Use of data mining methods in cyber security

This diploma thesis deals with the issues of cyber security and artificial intelligence. The thesis looks for the possible intersection of these two fields and also describes machine learning methods that can be used in the field of cybersecurity to solve various problems. The theoretical part of the thesis describes the basic concepts and technologies in cybersecurity, artificial intelligence and machine learning, which are further applied in the theoretical part of the thesis. Methodologies that can be used in the process of creation machine learning models are also described. Discussion of what metrics can be used in the evaluation of these models is also included. In the practical part of the thesis, a model for phishing e-mail detection is developed. Various machine learning and data analysis methods were used to train the model. The aim of the work was to develop an application using the Django framework that allows the user to upload and classify his incoming e-mails with high accuracy. In total, two models will be developed. The practical part of the work also includes a developed questionnaire that was presented to human respondents who were asked to rate the submitted e-mails whether they seemed to be phishing or valid.

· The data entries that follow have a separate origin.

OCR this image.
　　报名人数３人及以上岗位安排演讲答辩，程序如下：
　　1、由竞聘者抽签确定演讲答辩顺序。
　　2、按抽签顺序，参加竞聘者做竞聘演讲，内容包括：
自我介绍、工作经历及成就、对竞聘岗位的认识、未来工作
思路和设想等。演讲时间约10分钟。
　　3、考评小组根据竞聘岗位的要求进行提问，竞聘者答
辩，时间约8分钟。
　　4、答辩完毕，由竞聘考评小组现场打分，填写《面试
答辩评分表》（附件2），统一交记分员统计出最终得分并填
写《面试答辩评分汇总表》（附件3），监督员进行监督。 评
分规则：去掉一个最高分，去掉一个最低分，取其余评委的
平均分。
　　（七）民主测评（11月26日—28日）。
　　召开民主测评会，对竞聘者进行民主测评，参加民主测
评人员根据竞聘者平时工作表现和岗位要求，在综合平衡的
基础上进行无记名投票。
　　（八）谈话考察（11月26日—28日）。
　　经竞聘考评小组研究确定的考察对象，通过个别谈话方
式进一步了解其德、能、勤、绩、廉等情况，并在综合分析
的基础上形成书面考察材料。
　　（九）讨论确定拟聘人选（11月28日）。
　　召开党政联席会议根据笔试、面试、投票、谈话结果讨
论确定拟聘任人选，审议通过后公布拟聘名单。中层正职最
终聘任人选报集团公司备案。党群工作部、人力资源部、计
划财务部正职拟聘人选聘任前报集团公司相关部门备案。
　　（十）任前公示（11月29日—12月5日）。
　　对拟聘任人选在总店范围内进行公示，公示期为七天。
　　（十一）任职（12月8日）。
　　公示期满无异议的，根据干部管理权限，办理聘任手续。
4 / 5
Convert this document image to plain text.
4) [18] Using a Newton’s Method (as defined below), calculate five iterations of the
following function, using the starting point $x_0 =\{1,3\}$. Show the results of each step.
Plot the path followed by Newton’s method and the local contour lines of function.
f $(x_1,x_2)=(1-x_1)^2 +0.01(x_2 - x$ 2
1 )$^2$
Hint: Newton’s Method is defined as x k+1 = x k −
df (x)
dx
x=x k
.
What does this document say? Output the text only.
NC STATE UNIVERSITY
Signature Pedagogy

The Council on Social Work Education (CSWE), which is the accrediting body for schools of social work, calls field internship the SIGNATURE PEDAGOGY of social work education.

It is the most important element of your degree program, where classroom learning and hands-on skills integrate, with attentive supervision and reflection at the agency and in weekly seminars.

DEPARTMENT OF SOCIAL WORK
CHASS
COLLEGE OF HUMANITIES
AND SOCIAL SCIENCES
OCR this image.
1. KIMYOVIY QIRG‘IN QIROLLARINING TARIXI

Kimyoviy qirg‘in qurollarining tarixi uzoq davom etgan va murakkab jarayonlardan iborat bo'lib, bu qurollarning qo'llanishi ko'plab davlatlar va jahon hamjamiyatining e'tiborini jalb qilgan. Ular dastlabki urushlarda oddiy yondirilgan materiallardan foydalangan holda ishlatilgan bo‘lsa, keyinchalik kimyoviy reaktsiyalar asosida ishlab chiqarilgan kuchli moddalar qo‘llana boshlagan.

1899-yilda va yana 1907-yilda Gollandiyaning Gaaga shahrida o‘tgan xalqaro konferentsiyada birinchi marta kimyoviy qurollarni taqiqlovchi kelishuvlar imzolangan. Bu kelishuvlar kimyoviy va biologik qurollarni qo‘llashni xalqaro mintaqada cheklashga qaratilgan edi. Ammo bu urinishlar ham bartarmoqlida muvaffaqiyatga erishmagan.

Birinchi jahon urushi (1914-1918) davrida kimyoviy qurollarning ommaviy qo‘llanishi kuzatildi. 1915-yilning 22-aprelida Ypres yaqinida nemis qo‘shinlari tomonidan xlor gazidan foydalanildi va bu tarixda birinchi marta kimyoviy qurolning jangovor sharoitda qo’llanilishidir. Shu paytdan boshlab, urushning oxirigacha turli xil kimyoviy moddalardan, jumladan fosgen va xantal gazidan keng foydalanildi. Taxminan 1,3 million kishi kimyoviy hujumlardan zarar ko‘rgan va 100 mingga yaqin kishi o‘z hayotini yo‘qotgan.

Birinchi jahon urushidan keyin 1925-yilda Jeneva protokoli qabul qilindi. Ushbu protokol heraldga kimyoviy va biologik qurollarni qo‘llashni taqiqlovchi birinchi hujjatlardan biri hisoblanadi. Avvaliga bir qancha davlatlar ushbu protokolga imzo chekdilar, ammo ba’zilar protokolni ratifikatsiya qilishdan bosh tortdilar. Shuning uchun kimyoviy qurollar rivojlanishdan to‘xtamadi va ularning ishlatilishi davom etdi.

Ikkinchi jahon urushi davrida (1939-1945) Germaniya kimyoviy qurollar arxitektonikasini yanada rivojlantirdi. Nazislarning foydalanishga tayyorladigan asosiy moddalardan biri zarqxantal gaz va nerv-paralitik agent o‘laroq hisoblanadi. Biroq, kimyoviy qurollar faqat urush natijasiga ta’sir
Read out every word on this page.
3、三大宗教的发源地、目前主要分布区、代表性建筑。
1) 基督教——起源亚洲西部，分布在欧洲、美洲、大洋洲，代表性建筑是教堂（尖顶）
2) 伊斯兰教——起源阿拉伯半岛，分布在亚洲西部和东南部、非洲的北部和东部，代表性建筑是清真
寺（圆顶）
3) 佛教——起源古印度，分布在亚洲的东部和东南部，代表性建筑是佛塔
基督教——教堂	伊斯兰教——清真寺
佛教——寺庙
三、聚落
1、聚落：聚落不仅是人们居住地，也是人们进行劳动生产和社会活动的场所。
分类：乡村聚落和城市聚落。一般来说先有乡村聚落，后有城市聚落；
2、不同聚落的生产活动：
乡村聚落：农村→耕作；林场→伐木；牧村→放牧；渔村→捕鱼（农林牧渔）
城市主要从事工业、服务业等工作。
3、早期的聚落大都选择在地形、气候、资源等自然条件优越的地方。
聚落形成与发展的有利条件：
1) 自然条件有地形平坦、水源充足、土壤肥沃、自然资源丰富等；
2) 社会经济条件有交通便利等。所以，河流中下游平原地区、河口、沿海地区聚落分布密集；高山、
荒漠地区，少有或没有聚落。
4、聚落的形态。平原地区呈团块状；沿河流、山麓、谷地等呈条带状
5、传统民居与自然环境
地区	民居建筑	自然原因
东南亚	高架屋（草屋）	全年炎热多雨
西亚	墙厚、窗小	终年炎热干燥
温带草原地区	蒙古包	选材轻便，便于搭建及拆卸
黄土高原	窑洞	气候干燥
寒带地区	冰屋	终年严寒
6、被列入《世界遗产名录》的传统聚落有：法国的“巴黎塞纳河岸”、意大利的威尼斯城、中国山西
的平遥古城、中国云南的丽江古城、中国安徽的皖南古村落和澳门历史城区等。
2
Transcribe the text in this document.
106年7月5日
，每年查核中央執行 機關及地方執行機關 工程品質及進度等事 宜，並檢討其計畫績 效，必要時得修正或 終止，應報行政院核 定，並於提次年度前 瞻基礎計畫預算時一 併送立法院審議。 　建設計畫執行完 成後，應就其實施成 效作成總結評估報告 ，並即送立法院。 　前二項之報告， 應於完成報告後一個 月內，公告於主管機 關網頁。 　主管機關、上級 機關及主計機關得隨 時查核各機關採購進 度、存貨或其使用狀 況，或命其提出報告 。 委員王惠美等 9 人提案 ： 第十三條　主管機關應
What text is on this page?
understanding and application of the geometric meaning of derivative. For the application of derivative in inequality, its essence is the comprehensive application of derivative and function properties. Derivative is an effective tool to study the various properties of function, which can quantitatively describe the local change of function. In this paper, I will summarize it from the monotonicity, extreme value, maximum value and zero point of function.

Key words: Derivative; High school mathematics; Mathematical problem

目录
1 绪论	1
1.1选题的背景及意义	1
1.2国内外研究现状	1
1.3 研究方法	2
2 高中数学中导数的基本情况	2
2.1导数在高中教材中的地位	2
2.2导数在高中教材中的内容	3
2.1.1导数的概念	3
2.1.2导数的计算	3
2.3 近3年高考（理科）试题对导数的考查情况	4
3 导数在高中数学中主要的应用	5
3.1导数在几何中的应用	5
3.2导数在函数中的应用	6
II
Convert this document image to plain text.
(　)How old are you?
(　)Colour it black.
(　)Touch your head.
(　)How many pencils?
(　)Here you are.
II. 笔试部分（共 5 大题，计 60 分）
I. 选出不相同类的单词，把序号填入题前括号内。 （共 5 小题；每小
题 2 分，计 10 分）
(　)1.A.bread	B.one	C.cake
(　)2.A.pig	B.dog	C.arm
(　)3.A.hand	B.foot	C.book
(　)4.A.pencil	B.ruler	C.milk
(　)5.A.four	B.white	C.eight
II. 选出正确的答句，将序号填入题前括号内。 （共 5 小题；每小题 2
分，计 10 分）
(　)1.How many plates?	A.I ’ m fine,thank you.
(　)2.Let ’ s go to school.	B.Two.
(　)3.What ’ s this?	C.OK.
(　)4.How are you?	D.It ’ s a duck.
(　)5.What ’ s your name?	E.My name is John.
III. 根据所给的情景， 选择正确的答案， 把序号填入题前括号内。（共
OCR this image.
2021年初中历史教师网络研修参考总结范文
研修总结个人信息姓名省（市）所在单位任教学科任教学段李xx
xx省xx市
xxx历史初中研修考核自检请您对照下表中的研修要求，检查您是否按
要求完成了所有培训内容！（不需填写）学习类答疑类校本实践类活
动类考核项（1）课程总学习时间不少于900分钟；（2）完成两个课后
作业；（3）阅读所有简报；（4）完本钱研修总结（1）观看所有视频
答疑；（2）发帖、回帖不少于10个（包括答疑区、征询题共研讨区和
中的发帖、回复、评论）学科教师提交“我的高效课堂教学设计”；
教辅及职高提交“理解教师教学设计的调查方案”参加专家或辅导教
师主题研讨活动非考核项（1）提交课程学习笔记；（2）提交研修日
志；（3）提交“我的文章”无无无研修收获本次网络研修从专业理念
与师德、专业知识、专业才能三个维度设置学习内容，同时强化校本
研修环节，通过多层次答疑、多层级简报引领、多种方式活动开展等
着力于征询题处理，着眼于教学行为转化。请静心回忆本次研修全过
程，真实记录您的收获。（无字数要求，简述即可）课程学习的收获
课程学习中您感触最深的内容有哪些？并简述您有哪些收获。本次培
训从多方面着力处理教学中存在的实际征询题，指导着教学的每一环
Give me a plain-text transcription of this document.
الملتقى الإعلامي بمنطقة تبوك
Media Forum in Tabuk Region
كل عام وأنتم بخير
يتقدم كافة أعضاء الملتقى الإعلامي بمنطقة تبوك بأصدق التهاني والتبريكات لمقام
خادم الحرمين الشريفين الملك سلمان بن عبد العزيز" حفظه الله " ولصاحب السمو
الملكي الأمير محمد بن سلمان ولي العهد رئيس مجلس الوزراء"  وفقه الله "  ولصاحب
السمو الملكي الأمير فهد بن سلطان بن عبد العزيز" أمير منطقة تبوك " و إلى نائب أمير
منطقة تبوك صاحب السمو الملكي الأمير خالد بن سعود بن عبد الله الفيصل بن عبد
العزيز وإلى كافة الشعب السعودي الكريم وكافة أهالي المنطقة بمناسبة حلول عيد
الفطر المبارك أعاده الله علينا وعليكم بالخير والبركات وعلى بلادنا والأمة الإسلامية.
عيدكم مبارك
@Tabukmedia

The results showed that the model that which works based on the taged dataset achieves better results compared to human respondents, but requires more interaction from the user. The model working with e-mail text achieved seemingly good results in the modelling phase, but subsequently proved to have a generalization problem - it misclassified previously unseen e-mails. This work can be of benefit to partial Internet or e-mail users, but also to companies, as part of the work includes a discussion of how phishing e-mail can affect the security of an entire organization.